Here’s another train travel blog. This time, my long overdue review of my trip from Chippenham to Birmingham New Street (via Bristol Temple Meads) for the Aston University (where I’ll be a student by the time you read this!) Postgraduate Open Day back in June.
Ticket Buying & Getting On at Chippenham
Tickets were bought on Trainline as per my usual ticket buying method. On the day of travel, I made myself known to staff at the station 20 minutes before train departure and then made my way across to the platform. It seemed that on this day there were fewer staff than usual, but the assistance was still well provided in a timely fashion.
On the train, there was nothing of note to report as it was only 30 minutes so a short journey. Free coffee was a massive bonus as usual though!

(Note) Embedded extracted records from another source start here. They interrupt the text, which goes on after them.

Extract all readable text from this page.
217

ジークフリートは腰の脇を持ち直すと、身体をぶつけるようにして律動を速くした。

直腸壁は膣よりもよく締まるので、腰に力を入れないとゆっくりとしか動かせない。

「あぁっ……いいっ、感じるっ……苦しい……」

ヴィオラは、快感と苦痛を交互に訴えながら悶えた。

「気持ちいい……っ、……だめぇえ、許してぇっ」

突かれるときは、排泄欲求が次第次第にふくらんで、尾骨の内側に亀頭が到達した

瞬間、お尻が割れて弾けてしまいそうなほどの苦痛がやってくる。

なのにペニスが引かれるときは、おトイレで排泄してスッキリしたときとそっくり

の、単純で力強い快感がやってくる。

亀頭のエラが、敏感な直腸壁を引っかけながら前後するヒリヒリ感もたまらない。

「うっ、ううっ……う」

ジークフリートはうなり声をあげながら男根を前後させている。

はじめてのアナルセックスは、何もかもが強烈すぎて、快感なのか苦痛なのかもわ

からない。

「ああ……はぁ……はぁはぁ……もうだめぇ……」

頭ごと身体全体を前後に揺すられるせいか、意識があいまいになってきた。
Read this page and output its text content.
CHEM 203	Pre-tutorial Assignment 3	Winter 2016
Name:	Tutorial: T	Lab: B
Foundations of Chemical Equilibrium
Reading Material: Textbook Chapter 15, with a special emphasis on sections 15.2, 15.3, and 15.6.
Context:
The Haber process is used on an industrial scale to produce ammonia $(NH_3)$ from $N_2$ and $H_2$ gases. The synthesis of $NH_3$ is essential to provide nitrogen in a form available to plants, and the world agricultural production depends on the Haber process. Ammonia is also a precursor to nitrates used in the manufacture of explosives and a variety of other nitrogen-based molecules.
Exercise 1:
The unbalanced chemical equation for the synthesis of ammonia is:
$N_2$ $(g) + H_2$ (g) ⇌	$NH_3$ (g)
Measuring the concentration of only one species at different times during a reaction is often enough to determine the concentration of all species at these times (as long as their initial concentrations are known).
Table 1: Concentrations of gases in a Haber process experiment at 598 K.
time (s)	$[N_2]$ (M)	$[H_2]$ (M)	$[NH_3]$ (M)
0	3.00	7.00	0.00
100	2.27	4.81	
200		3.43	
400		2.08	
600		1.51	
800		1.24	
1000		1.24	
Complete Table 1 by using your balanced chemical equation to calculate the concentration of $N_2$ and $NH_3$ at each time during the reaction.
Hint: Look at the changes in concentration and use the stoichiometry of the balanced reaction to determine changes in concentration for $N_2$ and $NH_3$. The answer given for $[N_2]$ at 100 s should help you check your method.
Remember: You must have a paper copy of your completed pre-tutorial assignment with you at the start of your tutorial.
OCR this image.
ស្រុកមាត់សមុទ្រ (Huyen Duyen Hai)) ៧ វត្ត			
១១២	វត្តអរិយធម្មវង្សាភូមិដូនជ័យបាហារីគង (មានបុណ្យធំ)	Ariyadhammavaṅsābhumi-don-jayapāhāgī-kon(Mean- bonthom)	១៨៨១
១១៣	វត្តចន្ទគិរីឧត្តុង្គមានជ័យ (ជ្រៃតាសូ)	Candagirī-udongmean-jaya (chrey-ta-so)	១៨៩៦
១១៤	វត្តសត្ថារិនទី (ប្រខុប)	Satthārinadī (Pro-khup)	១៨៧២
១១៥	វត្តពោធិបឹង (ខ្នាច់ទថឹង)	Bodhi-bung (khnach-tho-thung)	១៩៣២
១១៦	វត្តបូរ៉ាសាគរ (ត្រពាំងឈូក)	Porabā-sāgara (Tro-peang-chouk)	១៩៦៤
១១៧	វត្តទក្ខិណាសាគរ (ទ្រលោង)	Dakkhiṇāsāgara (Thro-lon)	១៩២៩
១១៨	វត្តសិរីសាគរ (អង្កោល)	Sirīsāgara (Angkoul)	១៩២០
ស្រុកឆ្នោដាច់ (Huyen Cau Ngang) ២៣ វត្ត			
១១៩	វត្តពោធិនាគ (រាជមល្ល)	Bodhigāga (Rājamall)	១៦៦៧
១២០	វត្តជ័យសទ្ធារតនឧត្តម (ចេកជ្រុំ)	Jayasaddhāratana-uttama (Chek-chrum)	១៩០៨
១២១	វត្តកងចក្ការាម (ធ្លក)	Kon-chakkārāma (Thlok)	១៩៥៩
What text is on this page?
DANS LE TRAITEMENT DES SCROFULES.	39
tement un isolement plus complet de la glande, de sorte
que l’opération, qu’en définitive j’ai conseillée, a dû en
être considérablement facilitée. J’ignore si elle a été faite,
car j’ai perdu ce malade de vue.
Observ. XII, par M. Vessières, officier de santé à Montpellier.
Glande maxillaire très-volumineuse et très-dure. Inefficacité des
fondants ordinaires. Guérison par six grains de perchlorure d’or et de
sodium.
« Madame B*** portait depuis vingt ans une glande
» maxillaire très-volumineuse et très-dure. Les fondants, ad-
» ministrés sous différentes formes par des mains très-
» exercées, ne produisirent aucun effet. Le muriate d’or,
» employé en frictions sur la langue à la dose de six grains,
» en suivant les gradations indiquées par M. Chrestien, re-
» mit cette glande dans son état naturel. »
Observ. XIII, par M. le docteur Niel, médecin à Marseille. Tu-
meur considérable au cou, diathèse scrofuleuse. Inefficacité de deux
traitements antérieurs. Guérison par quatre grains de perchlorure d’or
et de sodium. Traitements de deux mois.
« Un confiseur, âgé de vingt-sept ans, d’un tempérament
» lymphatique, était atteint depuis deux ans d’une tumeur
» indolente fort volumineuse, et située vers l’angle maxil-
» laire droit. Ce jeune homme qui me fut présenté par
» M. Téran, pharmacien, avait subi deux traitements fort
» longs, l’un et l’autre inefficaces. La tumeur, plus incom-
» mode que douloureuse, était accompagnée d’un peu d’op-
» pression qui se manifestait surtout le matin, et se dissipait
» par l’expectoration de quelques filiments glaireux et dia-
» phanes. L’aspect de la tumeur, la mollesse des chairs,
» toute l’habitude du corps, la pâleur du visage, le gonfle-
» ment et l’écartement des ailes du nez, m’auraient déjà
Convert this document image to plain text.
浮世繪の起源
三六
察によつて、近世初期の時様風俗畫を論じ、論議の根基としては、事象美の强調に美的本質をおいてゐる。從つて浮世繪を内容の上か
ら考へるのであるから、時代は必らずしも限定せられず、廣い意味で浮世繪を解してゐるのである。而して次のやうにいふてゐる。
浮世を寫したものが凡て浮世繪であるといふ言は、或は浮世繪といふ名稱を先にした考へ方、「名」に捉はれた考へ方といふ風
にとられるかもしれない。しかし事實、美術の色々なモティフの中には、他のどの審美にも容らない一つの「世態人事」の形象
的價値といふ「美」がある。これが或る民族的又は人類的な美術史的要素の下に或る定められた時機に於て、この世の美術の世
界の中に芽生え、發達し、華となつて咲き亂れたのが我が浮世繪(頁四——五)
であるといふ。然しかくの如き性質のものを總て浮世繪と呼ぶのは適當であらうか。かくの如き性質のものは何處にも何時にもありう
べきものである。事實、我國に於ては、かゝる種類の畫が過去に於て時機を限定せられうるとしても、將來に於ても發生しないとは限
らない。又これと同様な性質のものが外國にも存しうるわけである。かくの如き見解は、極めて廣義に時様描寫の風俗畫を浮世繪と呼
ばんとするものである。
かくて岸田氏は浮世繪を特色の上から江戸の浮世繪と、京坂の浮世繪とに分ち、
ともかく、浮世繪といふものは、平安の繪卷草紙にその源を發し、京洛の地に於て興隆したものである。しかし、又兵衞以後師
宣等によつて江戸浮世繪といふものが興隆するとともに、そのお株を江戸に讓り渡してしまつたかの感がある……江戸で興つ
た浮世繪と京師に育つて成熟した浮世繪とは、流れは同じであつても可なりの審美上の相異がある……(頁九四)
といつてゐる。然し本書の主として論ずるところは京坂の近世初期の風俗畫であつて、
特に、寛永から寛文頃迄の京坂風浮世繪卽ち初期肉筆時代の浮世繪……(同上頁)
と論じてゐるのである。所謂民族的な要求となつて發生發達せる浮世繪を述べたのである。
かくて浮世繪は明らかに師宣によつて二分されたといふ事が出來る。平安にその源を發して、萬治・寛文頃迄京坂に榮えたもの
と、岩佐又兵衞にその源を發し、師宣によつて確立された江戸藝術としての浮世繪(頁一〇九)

Disembarking & Leaving at Bristol Temple Meads
On arrival at Bristol Temple Meads, the on board staff waited with me until assistance staff arrived with the ramp which was more reassuring than being left on the train obviously. I then made my way through the large station and waited for my next train at the assisted travel desk.
Getting On at Bristol Temple Meads
For boarding my Cross Country train to Birmingham , the assistance on to the train arrived well in time for said train. However, it must be said that the ramp onto the train way steeper and that if there’s some ramp gradient guideline for trains it probably doesn’t meet those guidelines. So, I would be extra careful when boarding these trains.
The wheelchair space on the Birmingham train was quite small and my wheelchair barely fit. This confused me because it’s a small Motability standard electric wheelchair so surely it should be big enough to fit anywhere?! I was also surrounded by luggage which made for quite a claustrophobic train ride.
Disembarking & Leaving at Birmingham New Street
I found the corridor really tight to navigate when trying to exit the train. Remember that ramp that I said was steep getting on the train? Yeeeaaaaah, turns out it’s even worse going down, particularly if you add in spatial awareness issues like I have. I have to say that the staff at Birmingham New Street were excellent and really helpful in guiding me down the aforementioned steep ramp.
Getting On at Birmingham New Street
When it came to starting the return journey from Birmingham New Street, I arrived well in time before my train, even more than the requested 20 minutes prior to train departure. I then found that they’d repositioned the assistance desk from where it was last time I visited, so I asked where it was and was guided there by station staff. Being so early allowed me to get food etc. before my train which was a bonus. The ramp was again quite steep, maybe this is a specific problem for Cross Country trains?
On the train, the wheelchair space was again small and cramped, and yet again I was surrounded by luggage. Is this sounding déjà vu from the outbound journey? It felt like déjà vu.
Getting On at Bristol Temple Meads
Getting off the Birmingham, there was steep ramp down again, which station staff said should be longer (and therefore less steep) when I asked them about it. This made me wonder: why isn’t it a longer ramp then? I’m not saying that’s the station staff’s fault, but if there’s a problem known by someone, maybe we could try and fix said problem?! I must say though that what I thought would be a tight 20 minute connection was in fact not that tight a connection as I was straight off one train and taken straight to the other one.
On the train from Bristol Temple Meads to Chippenham there was really nothing to report. There were some concerns from on train staff that Chippenham was unmanned due to my late travel time but these worries turned out to be unfounded as Chippenham WAS manned. I must say that I was glad for the ample space in GWR train wheelchair spaces after the cramped Cross Country.
Disembarking & Leaving at Chippenham
When it came to disembarking at Chippenham, station staff got me off the train with the ramp and I was able to make my own way home.
I hope this gives an insight into my journey from Chippenham to Birmingham and particularly insight into what it’s like getting connecting trains as a solo wheelchair user!